Дядя очень состарился, но сохранил прежнюю величественную осанку.
— А ты повзрослел, — сказал дядя после объятий. — Я помню тебя еще мальчиком.
— С тех пор много воды утекло, — заметил Домет, а про себя подумал, что его отец тоже мог бы дожить до таких преклонных лет. — Дядя, как ты себя чувствуешь?
— Я себя уже не чувствую, — вздохнул дядя. — Для меня время остановилось, а я все еще продолжаю двигаться. Всю жизнь меня занимало только прошлое, с настоящим я мирился, а будущим не интересовался.
— А меня как раз всегда интересовало будущее, — сказал Домет.

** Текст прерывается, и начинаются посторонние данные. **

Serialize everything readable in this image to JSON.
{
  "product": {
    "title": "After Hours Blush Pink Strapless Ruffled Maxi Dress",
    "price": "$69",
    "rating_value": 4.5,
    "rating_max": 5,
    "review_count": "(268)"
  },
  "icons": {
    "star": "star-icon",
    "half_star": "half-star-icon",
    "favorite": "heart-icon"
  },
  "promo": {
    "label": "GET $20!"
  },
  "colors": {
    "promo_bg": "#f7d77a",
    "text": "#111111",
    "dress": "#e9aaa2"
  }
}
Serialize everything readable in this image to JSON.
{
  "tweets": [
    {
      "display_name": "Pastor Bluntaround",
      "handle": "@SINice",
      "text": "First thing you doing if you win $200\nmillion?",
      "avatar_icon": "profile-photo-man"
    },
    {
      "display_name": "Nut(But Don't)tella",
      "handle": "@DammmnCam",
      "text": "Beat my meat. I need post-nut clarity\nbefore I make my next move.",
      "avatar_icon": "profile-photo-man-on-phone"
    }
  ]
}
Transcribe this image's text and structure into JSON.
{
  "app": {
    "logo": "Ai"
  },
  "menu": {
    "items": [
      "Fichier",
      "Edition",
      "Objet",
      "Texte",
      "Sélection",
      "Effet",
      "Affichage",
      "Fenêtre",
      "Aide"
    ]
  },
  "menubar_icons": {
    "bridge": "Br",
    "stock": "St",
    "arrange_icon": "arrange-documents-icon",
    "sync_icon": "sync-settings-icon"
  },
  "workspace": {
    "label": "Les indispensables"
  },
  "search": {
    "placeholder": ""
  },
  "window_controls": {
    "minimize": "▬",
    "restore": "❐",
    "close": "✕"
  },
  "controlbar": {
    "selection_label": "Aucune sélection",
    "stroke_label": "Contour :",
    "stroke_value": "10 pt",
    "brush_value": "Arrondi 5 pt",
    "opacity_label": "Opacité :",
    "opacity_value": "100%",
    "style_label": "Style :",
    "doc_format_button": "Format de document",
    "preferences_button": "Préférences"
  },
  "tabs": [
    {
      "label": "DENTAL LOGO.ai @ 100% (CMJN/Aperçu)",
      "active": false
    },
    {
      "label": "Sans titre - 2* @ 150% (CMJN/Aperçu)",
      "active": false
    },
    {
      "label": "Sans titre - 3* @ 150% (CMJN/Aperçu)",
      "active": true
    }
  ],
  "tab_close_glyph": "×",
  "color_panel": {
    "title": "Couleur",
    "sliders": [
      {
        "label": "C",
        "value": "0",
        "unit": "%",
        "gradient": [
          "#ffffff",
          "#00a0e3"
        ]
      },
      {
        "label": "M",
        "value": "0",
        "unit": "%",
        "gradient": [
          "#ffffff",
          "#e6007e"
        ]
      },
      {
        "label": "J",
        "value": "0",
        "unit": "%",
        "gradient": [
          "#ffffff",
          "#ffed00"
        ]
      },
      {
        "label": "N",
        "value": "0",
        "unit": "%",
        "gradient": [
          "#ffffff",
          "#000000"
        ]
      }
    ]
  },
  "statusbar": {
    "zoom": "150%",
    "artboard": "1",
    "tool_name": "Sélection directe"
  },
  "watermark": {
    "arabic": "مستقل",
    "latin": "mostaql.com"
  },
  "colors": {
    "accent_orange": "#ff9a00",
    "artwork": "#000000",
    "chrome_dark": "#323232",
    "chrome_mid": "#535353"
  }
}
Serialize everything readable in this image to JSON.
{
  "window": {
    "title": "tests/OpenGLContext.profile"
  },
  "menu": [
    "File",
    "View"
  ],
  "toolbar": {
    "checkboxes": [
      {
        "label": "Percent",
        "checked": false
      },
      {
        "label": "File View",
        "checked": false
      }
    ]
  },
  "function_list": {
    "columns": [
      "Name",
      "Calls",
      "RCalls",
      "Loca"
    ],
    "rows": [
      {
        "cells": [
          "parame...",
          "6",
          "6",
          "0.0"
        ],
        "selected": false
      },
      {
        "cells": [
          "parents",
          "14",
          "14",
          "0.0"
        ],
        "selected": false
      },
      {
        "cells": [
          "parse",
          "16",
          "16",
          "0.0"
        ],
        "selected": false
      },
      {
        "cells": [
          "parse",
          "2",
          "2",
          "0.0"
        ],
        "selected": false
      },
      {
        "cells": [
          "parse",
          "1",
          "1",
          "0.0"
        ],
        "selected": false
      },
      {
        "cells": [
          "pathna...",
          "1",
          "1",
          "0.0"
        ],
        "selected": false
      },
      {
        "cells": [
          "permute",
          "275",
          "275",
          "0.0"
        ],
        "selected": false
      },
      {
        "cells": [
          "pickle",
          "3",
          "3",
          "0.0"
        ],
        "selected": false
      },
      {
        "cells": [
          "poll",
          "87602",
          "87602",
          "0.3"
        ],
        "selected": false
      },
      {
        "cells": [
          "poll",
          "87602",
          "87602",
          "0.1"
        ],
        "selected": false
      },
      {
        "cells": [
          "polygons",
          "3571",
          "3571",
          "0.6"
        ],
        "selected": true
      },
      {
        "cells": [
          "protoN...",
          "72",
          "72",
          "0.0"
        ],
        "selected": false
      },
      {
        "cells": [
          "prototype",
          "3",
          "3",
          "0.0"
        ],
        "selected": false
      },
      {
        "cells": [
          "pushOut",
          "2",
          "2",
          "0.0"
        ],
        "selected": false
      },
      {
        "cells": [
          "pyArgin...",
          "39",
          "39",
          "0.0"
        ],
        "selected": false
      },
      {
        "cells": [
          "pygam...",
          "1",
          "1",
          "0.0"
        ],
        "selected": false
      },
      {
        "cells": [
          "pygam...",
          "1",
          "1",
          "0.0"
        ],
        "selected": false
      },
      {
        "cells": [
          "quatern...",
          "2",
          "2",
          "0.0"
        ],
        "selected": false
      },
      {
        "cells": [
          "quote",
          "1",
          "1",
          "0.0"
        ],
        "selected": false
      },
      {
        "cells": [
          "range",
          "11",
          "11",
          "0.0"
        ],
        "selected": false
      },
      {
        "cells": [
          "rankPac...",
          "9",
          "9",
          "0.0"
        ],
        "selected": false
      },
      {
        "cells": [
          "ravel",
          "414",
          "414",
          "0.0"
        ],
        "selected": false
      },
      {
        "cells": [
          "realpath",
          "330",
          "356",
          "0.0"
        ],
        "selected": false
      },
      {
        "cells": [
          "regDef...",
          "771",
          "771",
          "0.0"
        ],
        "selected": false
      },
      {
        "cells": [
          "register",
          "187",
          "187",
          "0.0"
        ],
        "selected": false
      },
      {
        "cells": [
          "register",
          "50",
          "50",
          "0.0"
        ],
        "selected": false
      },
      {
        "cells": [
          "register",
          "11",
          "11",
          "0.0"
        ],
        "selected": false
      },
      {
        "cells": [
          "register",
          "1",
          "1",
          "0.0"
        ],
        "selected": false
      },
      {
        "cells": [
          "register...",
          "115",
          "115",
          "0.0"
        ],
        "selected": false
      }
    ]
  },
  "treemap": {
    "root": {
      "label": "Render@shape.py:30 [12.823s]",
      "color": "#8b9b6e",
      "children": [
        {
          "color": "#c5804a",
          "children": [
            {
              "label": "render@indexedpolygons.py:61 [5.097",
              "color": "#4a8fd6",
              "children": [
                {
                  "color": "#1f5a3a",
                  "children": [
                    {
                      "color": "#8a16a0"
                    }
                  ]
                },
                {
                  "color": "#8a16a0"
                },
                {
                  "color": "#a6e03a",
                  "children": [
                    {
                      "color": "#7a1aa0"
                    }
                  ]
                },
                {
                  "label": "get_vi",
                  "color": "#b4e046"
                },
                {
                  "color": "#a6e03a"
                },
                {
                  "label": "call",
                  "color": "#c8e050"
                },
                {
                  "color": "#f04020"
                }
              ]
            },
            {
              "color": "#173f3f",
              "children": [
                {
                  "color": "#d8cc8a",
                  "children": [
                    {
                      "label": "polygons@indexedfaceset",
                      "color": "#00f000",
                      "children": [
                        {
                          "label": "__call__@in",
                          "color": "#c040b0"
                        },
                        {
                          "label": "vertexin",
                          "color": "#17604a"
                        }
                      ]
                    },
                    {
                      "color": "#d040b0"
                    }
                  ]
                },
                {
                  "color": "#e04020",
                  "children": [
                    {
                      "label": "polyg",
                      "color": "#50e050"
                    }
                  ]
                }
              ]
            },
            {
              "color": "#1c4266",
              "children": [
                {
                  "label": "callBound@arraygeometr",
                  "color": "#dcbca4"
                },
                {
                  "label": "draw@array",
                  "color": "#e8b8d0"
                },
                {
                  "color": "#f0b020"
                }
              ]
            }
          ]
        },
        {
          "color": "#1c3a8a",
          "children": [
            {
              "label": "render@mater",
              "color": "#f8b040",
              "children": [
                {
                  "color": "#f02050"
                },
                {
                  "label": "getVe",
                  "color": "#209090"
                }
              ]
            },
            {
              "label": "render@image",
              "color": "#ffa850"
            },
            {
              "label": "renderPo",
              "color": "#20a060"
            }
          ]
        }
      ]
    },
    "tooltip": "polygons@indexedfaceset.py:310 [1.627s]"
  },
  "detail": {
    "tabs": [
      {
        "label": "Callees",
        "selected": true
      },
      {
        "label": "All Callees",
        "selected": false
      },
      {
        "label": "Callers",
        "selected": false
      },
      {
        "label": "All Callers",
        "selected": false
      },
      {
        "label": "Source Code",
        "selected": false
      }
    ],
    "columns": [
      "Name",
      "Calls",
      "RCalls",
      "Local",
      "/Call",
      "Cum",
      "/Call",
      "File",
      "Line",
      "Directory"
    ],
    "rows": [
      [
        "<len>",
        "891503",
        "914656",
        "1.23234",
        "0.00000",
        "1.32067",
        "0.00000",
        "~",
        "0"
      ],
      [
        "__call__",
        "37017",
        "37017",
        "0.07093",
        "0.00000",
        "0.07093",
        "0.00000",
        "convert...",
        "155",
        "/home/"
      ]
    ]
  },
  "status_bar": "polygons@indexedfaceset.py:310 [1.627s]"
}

— Не одного тебя. В старину люди ходили узнавать будущее к оракулу, сегодня ходят к гадалке.
— У гадалки я уже был.
— И что она тебе нагадала?
— Не знаю. Я ушел не дослушав.
— Испугался?
— Да.
— Ну, и правильно сделал, что ушел. Пути Господни неисповедимы, пусть они такими и остаются.
— Что ты сейчас пишешь?
— Сейчас я не столько пишу, сколько думаю.
— О чем же?
— О закате Востока и о новой породе человека под названием левантиец, или, проще говоря, восточный человек. Ты ведь читал «Закат Европы» Шпенглера?
— Да.
— Тогда ты, должно быть, помнишь его мысль об опасности, которая исподволь подкрадывается и к Востоку. Да, Восток до недавних пор еще сохранял привычный образ жизни, вековые моральные устои, которые делают человека более порядочным, более терпимым.
— Но, дядя, ты же не станешь отрицать, что на Востоке всегда хватало жестокости, попрания личности.
— Не стану. Но наряду с ними на Востоке сохранялись и сострадание, и человеколюбие, и чувство локтя, чего уже давно нет на Западе. Там, как ты знаешь, жестокость, несправедливость, подавление личности возведены, если не в закон, то в норму общественной жизни, чего на Востоке пока еще нет. Здесь остаются прежние устои: люди, независимо от того, на какой ступени иерархической лестницы они стоят, пекутся о своих родителях, верят в Творца и в установленный Им порядок вещей. Когда-то на Западе было все то же самое, но Запад давно изменился, а Восток — пока еще не совсем.
— Чем же ты это объясняешь?
— Тем, что в современном мире сократились расстояния, увеличилась зависимость Востока от Запада, от его промышленности, от международных финансов. Западом завладела жажда наживы. Она сметает все на своем пути, не считаясь с моральными устоями. Не то чтобы Восток никогда не знал этой жажды — просто она не была всепоглощающей. «Закат Востока» — вот как я назову свою книгу, если Всевышний даст мне время ее написать.
Что же касается левантийца, то раньше так называли жителей стран восточного побережья Средиземноморья, а теперь левантиец — это понятие. В него входят лень, зависть, гордыня, и никакой связи между местом проживания и этим понятием нет. Наряди левантийца в европейское платье — и он сойдет за европейца. Падение Рима объясняют тем, что в нем больше не оставалось римлян. Падение Востока будут объяснять тем, что на нем не осталось арабов. А если и остались, то искалеченные западной цивилизацией.
— Но есть арабы-мусульмане и арабы-христиане. Ты что, не видишь между ними разницы?